GSA Annual Meeting in Phoenix, Arizona, USA - 2019

Paper No. 86-12
Presentation Time: 11:00 AM


HEYDARI, Ezat1, SCHROEDER, Jeffrey F.2, VAN BEEK, Jason3, CALEF III, Fred J.2, ROWLAND, Scott K.4, PARKER, Timothy2 and FAIRÉN, Alberto G.5, (1)Department of Physics, Atmospheric Sciences, and Geoscience, Jackson State University, P.O. Box 17660, 1400 Lynch Street, Jackson, MS 39217, (2)Jet Propulsion Laboratory, California Institute of Technology, 4800 Oak Grove Drive, Pasadena, CA 91109, (3)Malin Space Science Systems, San Diego, CA 92121, (4)Department of Geology & Geophysics, University of Hawai‘i at Mānoa, Honolulu, HI 96822, (5)Centro de Astrobiología (CSIC-INTA), Madrid, Spain, and Department of Astronomy, Cornell University, 426 Space Science Bldg, Ithaca, NY 14853, Ithaca, NY 14853

The Striated Unit is one of six lithologic units examined by the Curiosity rover in Gale crater, Mars. It is the only rock unit investigated by the rover whose layers are not horizontal, striking N60ºE and dipping 10-20º SE. It is 10-20 m thick and deposited on a north-sloping surface after the emergence of Mt. Sharp when the crater had acquired its modern morphology. It is one of the youngest rock units in Gale crater. Its meter-thick, rhythmic layers begin with thin-bedded conglomerate (20-60 cm) that grades upward to cross-bedded conglomerate (~20 cm) and capped by a normally graded bed (15 cm) consisting of pebbly sandstone that transitions upward to laminated medium grain sandstone. Southerly dips indicate that its layers advanced up-hill toward Mt. Sharp.

Up-hill (southward) migration of dipping layers indicates deposition as antidunes by north-flowing supercritical flows.
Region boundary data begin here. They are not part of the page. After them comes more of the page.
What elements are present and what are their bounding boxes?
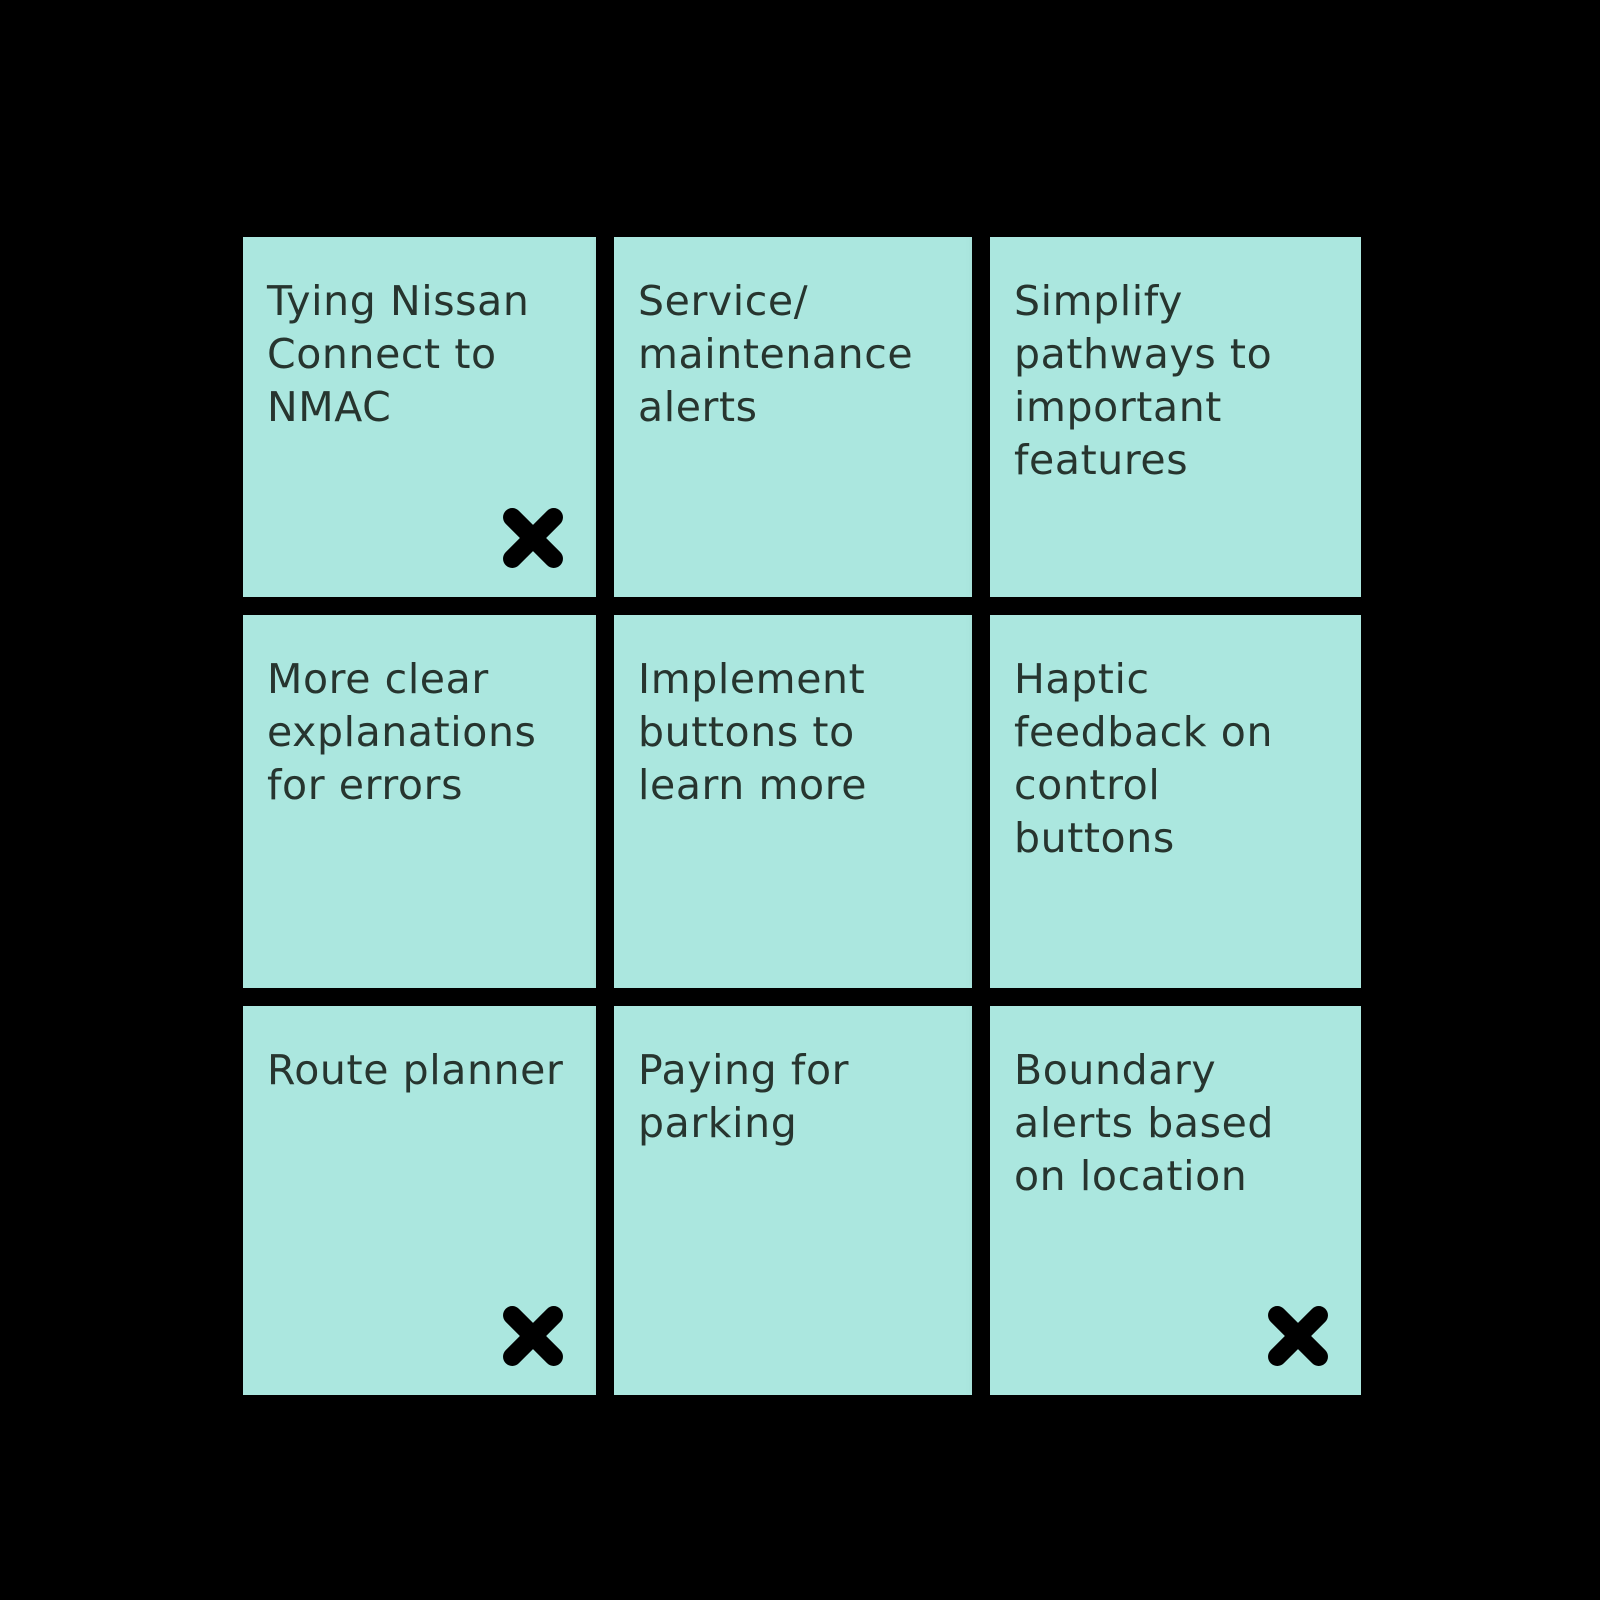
sticky-note-text: Simplify pathways to important features [1014, 277, 1273, 484]
sticky-note-6[interactable]: Haptic feedback on control buttons [990, 615, 1361, 988]
sticky-note-text: Implement buttons to learn more [638, 655, 868, 809]
sticky-note-text: Boundary alerts based on location [1014, 1046, 1275, 1200]
sticky-note-7[interactable]: Route planner [243, 1006, 596, 1395]
sticky-note-4[interactable]: More clear explanations for errors [243, 615, 596, 988]
sticky-note-text: Paying for parking [638, 1046, 850, 1147]
sticky-note-9[interactable]: Boundary alerts based on location [990, 1006, 1361, 1395]
sticky-note-text: Tying Nissan Connect to NMAC [267, 277, 530, 431]
sticky-note-8[interactable]: Paying for parking [614, 1006, 972, 1395]
sticky-note-3[interactable]: Simplify pathways to important features [990, 237, 1361, 597]
sticky-note-text: Route planner [267, 1046, 564, 1094]
sticky-note-text: Service/ maintenance alerts [638, 277, 914, 431]
sticky-note-text: Haptic feedback on control buttons [1014, 655, 1274, 862]
sticky-note-grid: Tying Nissan Connect to NMAC Service/ ma… [243, 237, 1361, 1395]
sticky-note-2[interactable]: Service/ maintenance alerts [614, 237, 972, 597]
sticky-note-5[interactable]: Implement buttons to learn more [614, 615, 972, 988]
x-mark-icon[interactable] [496, 501, 570, 575]
x-mark-icon[interactable] [1261, 1299, 1335, 1373]
x-mark-icon[interactable] [496, 1299, 570, 1373]
sticky-note-text: More clear explanations for errors [267, 655, 537, 809]
sticky-note-1[interactable]: Tying Nissan Connect to NMAC [243, 237, 596, 597]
The fining upward grain size distribution and the associated changes in sedimentary structures are identical to those seen in turbidites: a common deep-water deposit. However, the absence of any associated deep-water sedimentation negates this origin for the Striated Unit.

Another mechanism to deposit turbidite-like layers and antidunes is by waning outburst floods, best preserved in Pleistocene flood deposits on Earth. They are termed rhythmites because they are not deposited by gravity flows like true turbidites are. As such, we interpret layers of the Striated Unit as flood-deposited rhythmites in Gale crater. Floods originated from the ice-covered Southern Highlands, moving downhill entering the crater through Farah Vallis depositing the Striated Unit and continued northward until stopped by the northern crater wall forming a lake. The conglomeratic interval of each layer represents the flood event. The distinct graded bed interval that caps each layer formed as slack-water sedimentation in that lake.

Most importantly, occurrences of aqueous sedimentation before the emergence of Mt. Sharp (Heydari et al., 2018 GSA) and afterward (this study) suggest intermittent but persistent flow of liquid water during the entire Late Noachian time to possibly Early Hesperian time. That is: Mars was similar to Earth’s northern hemisphere during Pleistocene Epoch with parts covered by ice and parts above freezing for at least 150 million years.